Folgende Nachteile sind mir bisher aufgefallen:

  • Man ist nicht mehr ganz so flexibel, was Termine angeht. Ich hatte das Glück, dass alle meine Termine in nächster Zeit in den Rythmus passen. Bei folgenden Terminen achte ich nun darauf, sie entsprechend zu legen. Insgesamt eignet sich das Modell also eher für Menschen, die ihre Zeit frei gestalten können und wenige feste Termin haben.

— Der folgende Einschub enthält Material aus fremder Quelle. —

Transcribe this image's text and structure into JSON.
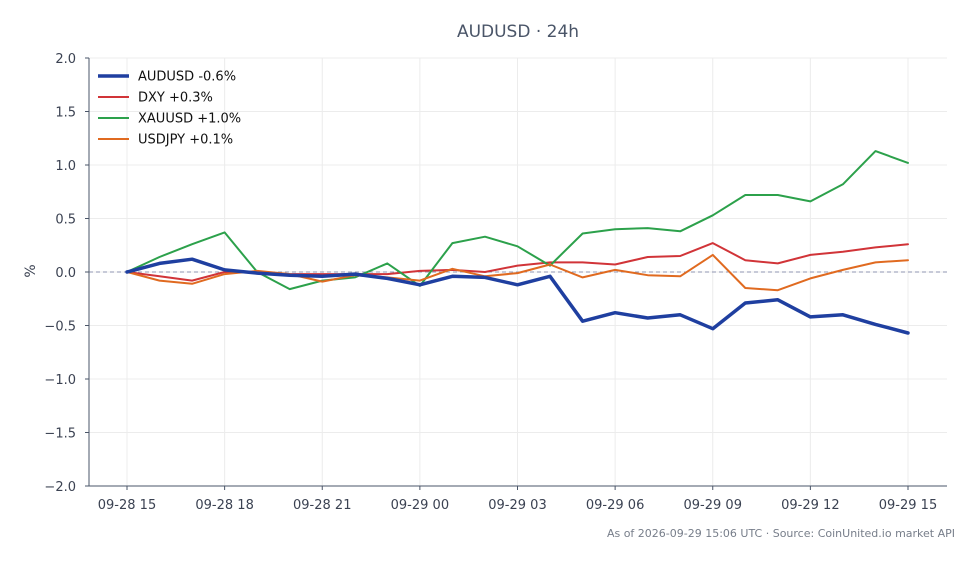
{
  "chart_data": {
    "type": "line",
    "title": "AUDUSD · 24h",
    "xlabel": "",
    "ylabel": "%",
    "ylim": [
      -2.0,
      2.0
    ],
    "yticks": [
      "2.0",
      "1.5",
      "1.0",
      "0.5",
      "0.0",
      "−0.5",
      "−1.0",
      "−1.5",
      "−2.0"
    ],
    "ytick_values": [
      2.0,
      1.5,
      1.0,
      0.5,
      0.0,
      -0.5,
      -1.0,
      -1.5,
      -2.0
    ],
    "x": [
      "2026-09-28 15:00",
      "2026-09-28 16:00",
      "2026-09-28 17:00",
      "2026-09-28 18:00",
      "2026-09-28 19:00",
      "2026-09-28 20:00",
      "2026-09-28 21:00",
      "2026-09-28 22:00",
      "2026-09-28 23:00",
      "2026-09-29 00:00",
      "2026-09-29 01:00",
      "2026-09-29 02:00",
      "2026-09-29 03:00",
      "2026-09-29 04:00",
      "2026-09-29 05:00",
      "2026-09-29 06:00",
      "2026-09-29 07:00",
      "2026-09-29 08:00",
      "2026-09-29 09:00",
      "2026-09-29 10:00",
      "2026-09-29 11:00",
      "2026-09-29 12:00",
      "2026-09-29 13:00",
      "2026-09-29 14:00",
      "2026-09-29 15:00"
    ],
    "xticks": [
      "09-28 15",
      "09-28 18",
      "09-28 21",
      "09-29 00",
      "09-29 03",
      "09-29 06",
      "09-29 09",
      "09-29 12",
      "09-29 15"
    ],
    "xtick_index": [
      0,
      3,
      6,
      9,
      12,
      15,
      18,
      21,
      24
    ],
    "reference_line": 0.0,
    "grid": true,
    "legend_position": "top-left",
    "series": [
      {
        "name": "AUDUSD -0.6%",
        "color": "#1f3fa0",
        "values": [
          0.0,
          0.08,
          0.12,
          0.02,
          -0.01,
          -0.03,
          -0.04,
          -0.02,
          -0.06,
          -0.12,
          -0.04,
          -0.05,
          -0.12,
          -0.04,
          -0.46,
          -0.38,
          -0.43,
          -0.4,
          -0.53,
          -0.29,
          -0.26,
          -0.42,
          -0.4,
          -0.49,
          -0.57
        ]
      },
      {
        "name": "DXY +0.3%",
        "color": "#d13438",
        "values": [
          0.0,
          -0.04,
          -0.08,
          0.0,
          0.0,
          -0.02,
          -0.02,
          -0.02,
          -0.02,
          0.01,
          0.02,
          0.0,
          0.06,
          0.09,
          0.09,
          0.07,
          0.14,
          0.15,
          0.27,
          0.11,
          0.08,
          0.16,
          0.19,
          0.23,
          0.26
        ]
      },
      {
        "name": "XAUUSD +1.0%",
        "color": "#2ca14b",
        "values": [
          0.0,
          0.14,
          0.26,
          0.37,
          0.0,
          -0.16,
          -0.08,
          -0.05,
          0.08,
          -0.13,
          0.27,
          0.33,
          0.24,
          0.06,
          0.36,
          0.4,
          0.41,
          0.38,
          0.53,
          0.72,
          0.72,
          0.66,
          0.82,
          1.13,
          1.02
        ]
      },
      {
        "name": "USDJPY +0.1%",
        "color": "#e06a20",
        "values": [
          0.0,
          -0.08,
          -0.11,
          -0.02,
          0.01,
          -0.02,
          -0.09,
          -0.03,
          -0.05,
          -0.08,
          0.03,
          -0.04,
          -0.01,
          0.07,
          -0.05,
          0.02,
          -0.03,
          -0.04,
          0.16,
          -0.15,
          -0.17,
          -0.06,
          0.02,
          0.09,
          0.11
        ]
      }
    ]
  },
  "footer": "As of 2026-09-29 15:06 UTC · Source: CoinUnited.io market API"
}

  • Ein 28-Stunden-Tag ist lang. Ein 26-Stunden-Tag wäre mir wohl noch lieber, denn gerade gegen Ende der Wach-Zeit kann es unangenehm werden, falls man schon sehr müde ist.
  • Die innere Uhr wird auch durch Tageslicht beeinflusst. Um tagsüber einzuschlafen oder nachts aufzustehen muss man also den Körper überlisten. Ersteres ist recht leicht, da man normalerweise müde genug ist und man z.B. das Schlafzimmer verdunkeln kann. Auch Letzteres ist mir bisher ganz gut gelungen, denn einerseits gibt es ja Wecker und andererseits ist es gar nicht schlimm, wenn man mal etwas länger schläft. Der Tag hat schließlich 28 Stunden! :D
  • Ich weiß nicht, ob es Gesundheitsrisiken mit sich bringt. Bisher fühle ich mich zumindest nicht schlechter oder müder als sonst, es kommt mir sogar recht erholsam vor.

So weit erstmal für heute, der nächste Bericht sollte bald folgen.